Letzteres gilt auch für den Automobilsektor: Nach Angaben der Universidad de Santiago wurden im 1. Halbjahr 2023 in Chile nur 780 E-Autos verkauft. Das entspricht weniger als 0,4 Prozent aller Autoverkäufe. Abgesehen vom Preis schreckt potenzielle Kunden das Fehlen von Ladestationen. Hinzu kommen die eher niedrigen Kraftstoffpreise. Diesel beispielsweise kostete laut Internationaler Energieagentur in Chile 2022 im Schnitt 12 Prozent weniger als in Brasilien. 

Dabei hatte die Regierung in Santiago schon im Oktober 2021 eine Elektromobilitätsstrategie verabschiedet und diese 2022 mit dem Gesetz zur Elektromobilität unterfüttert. Ab 2035 sollen leichte und mittelschwere Automobile nur noch als E-Version verkauft werden. Gleiches gilt für alle Bereiche des öffentlichen Transports (Busse, Taxis) und bewegliche Maschinen (etwa im Bergbau).

Fortschritte erzielte Chile in den vergangenen Jahren bei der Elektrifizierung des öffentlichen Busverkehrs in der Region um die Hauptstadt Santiago de Chile. Zudem könnte das zunehmende Engagement chinesischer Firmen beim Abbau von Lithium und dem Aufbau von Batteriewertschöpfungsketten der E-Mobilität in dem Andenstaat künftig Auftrieb verleihen.
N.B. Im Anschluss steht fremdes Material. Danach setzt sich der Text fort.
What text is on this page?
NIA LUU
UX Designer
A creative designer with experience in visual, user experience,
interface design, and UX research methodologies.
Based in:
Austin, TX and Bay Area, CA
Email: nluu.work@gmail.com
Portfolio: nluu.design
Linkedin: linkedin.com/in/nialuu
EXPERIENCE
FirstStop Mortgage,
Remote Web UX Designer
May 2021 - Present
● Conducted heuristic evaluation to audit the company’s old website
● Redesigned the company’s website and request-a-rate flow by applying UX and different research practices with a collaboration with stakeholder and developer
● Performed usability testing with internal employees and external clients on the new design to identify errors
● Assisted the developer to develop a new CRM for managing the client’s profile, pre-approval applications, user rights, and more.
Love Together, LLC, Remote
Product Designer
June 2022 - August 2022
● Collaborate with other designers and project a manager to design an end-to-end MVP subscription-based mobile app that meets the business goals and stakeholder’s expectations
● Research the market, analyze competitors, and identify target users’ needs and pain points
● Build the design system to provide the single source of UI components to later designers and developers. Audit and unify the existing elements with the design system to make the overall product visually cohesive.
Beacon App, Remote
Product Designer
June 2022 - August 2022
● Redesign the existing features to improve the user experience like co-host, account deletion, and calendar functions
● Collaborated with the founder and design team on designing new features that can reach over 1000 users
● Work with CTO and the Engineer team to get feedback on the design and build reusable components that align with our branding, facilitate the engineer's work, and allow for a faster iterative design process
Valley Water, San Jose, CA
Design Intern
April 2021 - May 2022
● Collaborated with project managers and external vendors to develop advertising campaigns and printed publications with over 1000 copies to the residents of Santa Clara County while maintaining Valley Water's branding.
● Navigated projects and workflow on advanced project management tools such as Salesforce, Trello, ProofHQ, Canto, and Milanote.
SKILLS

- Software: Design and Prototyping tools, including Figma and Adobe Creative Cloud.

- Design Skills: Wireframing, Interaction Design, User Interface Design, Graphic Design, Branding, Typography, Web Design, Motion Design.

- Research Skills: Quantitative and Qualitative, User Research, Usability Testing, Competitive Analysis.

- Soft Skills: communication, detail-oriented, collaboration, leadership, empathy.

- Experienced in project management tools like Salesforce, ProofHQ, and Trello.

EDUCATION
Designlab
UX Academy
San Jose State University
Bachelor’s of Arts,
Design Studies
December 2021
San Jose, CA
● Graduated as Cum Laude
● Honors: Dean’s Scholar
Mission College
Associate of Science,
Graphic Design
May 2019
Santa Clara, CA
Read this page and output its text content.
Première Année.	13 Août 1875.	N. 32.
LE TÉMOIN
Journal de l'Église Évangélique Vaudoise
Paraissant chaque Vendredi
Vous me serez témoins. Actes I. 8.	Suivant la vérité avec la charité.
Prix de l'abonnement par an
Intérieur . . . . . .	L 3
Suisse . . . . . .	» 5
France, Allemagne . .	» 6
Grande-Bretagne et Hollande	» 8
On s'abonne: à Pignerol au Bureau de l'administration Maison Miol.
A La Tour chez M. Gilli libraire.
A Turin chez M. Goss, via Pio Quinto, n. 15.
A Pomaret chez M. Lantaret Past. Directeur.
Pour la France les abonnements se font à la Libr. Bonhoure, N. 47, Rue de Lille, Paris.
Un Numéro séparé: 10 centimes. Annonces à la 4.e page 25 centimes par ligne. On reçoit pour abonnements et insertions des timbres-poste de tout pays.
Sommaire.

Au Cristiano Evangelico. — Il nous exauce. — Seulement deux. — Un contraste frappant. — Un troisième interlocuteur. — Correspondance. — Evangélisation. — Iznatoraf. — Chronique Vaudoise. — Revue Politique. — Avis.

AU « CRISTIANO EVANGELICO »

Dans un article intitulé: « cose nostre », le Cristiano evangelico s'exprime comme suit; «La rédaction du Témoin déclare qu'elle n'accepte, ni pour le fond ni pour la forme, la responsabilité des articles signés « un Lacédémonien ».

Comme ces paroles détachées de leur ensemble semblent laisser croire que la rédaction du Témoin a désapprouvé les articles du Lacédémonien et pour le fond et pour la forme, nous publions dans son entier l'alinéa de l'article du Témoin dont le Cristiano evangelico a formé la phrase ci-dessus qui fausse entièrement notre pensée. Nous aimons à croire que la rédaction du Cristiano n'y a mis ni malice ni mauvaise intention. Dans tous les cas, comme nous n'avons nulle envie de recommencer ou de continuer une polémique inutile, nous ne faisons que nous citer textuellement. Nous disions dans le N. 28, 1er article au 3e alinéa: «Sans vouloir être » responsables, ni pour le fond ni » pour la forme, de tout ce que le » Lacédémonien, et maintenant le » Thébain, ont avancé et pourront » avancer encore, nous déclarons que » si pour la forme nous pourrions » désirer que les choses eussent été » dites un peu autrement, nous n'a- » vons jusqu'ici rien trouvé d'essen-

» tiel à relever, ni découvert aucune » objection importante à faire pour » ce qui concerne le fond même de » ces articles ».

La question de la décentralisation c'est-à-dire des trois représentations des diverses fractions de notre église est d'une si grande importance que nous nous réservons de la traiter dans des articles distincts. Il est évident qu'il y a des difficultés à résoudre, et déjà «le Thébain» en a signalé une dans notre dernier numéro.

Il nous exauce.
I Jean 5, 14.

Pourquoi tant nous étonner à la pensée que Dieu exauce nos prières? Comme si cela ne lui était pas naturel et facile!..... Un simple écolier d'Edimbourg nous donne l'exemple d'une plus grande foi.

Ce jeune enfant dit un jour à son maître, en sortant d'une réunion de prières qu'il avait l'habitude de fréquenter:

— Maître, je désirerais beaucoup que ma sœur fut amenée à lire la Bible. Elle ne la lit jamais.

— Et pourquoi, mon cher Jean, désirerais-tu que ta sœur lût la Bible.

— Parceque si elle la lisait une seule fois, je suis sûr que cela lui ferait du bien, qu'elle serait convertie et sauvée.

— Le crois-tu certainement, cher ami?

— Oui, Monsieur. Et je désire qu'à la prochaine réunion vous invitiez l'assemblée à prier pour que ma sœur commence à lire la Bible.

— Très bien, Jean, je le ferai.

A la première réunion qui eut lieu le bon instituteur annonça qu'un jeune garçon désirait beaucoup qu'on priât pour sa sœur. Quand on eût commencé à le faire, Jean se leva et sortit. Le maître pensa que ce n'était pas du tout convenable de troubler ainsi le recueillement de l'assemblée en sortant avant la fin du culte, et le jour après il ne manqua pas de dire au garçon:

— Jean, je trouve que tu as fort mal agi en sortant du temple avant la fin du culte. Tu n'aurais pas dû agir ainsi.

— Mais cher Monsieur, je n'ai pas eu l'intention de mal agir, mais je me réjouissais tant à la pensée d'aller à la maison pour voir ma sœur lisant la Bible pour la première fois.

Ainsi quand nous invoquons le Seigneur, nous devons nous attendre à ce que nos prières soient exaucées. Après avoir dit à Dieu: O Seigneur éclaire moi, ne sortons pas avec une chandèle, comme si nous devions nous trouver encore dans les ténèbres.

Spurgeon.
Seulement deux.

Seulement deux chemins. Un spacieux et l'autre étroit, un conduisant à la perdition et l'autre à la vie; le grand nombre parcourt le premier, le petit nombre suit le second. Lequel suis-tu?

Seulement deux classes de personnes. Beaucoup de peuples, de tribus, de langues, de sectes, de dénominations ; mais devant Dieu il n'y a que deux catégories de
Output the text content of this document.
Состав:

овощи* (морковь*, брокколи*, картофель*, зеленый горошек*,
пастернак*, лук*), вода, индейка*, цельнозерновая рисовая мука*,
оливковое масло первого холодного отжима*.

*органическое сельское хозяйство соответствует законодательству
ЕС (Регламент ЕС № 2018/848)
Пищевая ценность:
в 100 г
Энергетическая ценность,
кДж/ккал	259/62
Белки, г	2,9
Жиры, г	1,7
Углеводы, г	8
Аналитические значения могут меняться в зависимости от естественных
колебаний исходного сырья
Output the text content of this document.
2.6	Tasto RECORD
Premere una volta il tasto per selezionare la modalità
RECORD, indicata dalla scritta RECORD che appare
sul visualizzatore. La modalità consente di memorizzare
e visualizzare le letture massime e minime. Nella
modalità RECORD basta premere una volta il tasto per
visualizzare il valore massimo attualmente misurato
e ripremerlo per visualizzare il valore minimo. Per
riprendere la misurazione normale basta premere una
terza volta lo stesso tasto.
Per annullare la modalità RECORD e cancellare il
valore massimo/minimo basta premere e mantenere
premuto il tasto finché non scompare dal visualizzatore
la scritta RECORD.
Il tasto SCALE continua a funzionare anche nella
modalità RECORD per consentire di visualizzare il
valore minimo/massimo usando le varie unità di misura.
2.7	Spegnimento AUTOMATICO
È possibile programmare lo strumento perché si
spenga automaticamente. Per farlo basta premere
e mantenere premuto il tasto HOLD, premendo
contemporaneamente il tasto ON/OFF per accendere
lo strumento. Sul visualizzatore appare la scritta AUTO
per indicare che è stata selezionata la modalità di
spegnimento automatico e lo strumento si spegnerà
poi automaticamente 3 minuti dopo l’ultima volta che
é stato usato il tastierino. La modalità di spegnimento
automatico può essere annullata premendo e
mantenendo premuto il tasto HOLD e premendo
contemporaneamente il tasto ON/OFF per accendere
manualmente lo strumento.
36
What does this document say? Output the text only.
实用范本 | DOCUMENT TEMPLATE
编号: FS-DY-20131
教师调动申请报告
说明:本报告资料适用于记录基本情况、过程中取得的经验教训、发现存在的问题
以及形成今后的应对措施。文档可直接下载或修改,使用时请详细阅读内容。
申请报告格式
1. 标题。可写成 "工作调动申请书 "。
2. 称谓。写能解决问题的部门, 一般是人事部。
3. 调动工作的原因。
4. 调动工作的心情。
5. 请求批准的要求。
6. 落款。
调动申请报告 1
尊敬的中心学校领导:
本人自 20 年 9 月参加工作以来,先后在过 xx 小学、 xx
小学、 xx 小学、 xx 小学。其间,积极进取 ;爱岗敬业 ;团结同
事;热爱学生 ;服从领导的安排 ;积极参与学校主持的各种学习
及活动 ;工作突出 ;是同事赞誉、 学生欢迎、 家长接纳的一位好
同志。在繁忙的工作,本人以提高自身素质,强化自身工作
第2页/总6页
Industrie, Bergbau und Bau müssen energieeffizienter werden

Auch in der Industrie, dem Bergbau und Bausektor ist noch viel Luft nach oben. Und die Unternehmen dürfen nicht untätig bleiben, denn das chilenische Energieeffizienz-Gesetz verpflichtet die Sektoren zur Drosselung des Energieverbrauchs um 10 Prozent bis 2030 und um 35 Prozent bis 2050.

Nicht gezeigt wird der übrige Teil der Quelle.